Sometimes we were foot passengers on the Cape May-Lewes Ferry, and then I was on the big boat waving to the people onshore! We would walk the deck, and see dolphins and birds. I remember standing tall, looking into the binocular-telescope stand, thinking I would be able to see our car. But I never could! On the return trip, we would get ice cream and sit in the sun on the deck looking out over the water, excited to see the lighthouse from the boat. I remember holding my pop-pop’s hand and he always had a smile on his face.
We’d get lunch and drive to the airport, sitting on the tailgate to eat. Counting the planes was a game, and trying to guess where they were going or coming from. Then we’d walk along the fence, always on an adventure. I remember getting to climb into some of the planes and feeling small. Pop-pop was always talking about the planes when we were there. I always looked up to him when he’d tell me stories of his service.
From there we’d head to the Cape May County Zoo. I remember feeding the goats and spending hours walking around to see the animals, and playing on the playground. Looking back, my grandparents probably took me there to burn off my remaining energy, so that when we got back into the car, I’d fall asleep. Sometimes they took me there for the day trips too!

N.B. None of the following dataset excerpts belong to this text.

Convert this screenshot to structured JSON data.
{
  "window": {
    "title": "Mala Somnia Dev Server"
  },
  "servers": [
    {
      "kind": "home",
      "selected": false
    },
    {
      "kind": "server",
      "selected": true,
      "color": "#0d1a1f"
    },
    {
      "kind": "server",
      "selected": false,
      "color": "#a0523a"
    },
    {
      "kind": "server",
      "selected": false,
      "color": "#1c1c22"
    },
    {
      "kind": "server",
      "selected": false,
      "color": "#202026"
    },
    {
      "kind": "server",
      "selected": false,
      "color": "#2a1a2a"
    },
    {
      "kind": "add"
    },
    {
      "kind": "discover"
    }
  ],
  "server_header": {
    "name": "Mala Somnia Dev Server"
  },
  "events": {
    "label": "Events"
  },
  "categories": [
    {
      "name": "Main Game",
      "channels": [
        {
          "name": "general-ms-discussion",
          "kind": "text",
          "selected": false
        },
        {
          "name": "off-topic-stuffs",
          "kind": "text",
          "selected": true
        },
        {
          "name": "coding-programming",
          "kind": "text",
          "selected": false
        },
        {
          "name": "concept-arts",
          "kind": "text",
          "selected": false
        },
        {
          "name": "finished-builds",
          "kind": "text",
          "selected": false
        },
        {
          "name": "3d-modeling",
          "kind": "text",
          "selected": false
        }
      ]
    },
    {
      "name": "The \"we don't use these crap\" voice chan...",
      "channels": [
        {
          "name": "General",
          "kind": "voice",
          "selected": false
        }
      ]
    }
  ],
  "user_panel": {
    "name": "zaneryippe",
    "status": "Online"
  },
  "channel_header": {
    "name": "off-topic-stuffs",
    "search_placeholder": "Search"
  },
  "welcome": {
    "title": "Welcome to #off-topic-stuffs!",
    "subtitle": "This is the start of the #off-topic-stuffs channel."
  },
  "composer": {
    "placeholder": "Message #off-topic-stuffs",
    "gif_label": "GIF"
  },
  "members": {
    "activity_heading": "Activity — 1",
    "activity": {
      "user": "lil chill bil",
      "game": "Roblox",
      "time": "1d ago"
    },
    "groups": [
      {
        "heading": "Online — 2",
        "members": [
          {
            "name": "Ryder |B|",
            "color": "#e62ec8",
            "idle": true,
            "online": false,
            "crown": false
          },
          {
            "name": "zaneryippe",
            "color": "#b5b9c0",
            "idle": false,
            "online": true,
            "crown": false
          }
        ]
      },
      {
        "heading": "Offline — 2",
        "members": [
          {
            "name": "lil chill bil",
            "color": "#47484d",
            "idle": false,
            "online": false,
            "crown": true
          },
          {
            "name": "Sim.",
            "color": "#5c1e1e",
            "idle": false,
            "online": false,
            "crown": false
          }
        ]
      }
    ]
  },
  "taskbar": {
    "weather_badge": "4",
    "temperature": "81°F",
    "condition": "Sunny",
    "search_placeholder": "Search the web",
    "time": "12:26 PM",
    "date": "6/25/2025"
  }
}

As I got older, day trips became more frequent than overnights. But when we went to Cape May, we’d still walk the trails and see the lighthouse, and stop by the zoo before heading home. Pop-pop would make me laugh, and my grandmother always made sure there was ice cream. I kept visiting Cape May and the zoo as an adult, and once I had my own son, I started taking him to those places. My husband even proposed to me on Sunset Beach.
I fell in love with Cape May when I was young. The memories I have today are held so close to my heart that the words are hard to write. My pop-pop thought it was really neat that I work in Cape May, and they would visit me here often. Now that I live by the zoo and work in Cape May, I often think of my late grandfather. Whenever I talk to my grandmother, she always asks ”What’s it like down there?” or “How’s the weather?” Each time I go to the places they took me, I always say “Hello, Pop-Pop. I love you and miss you always.” Each ferry I see reminds me of him and the times we shared in this town. It’s so beautiful and I’m lucky to have these memories. I love this area. I love this town.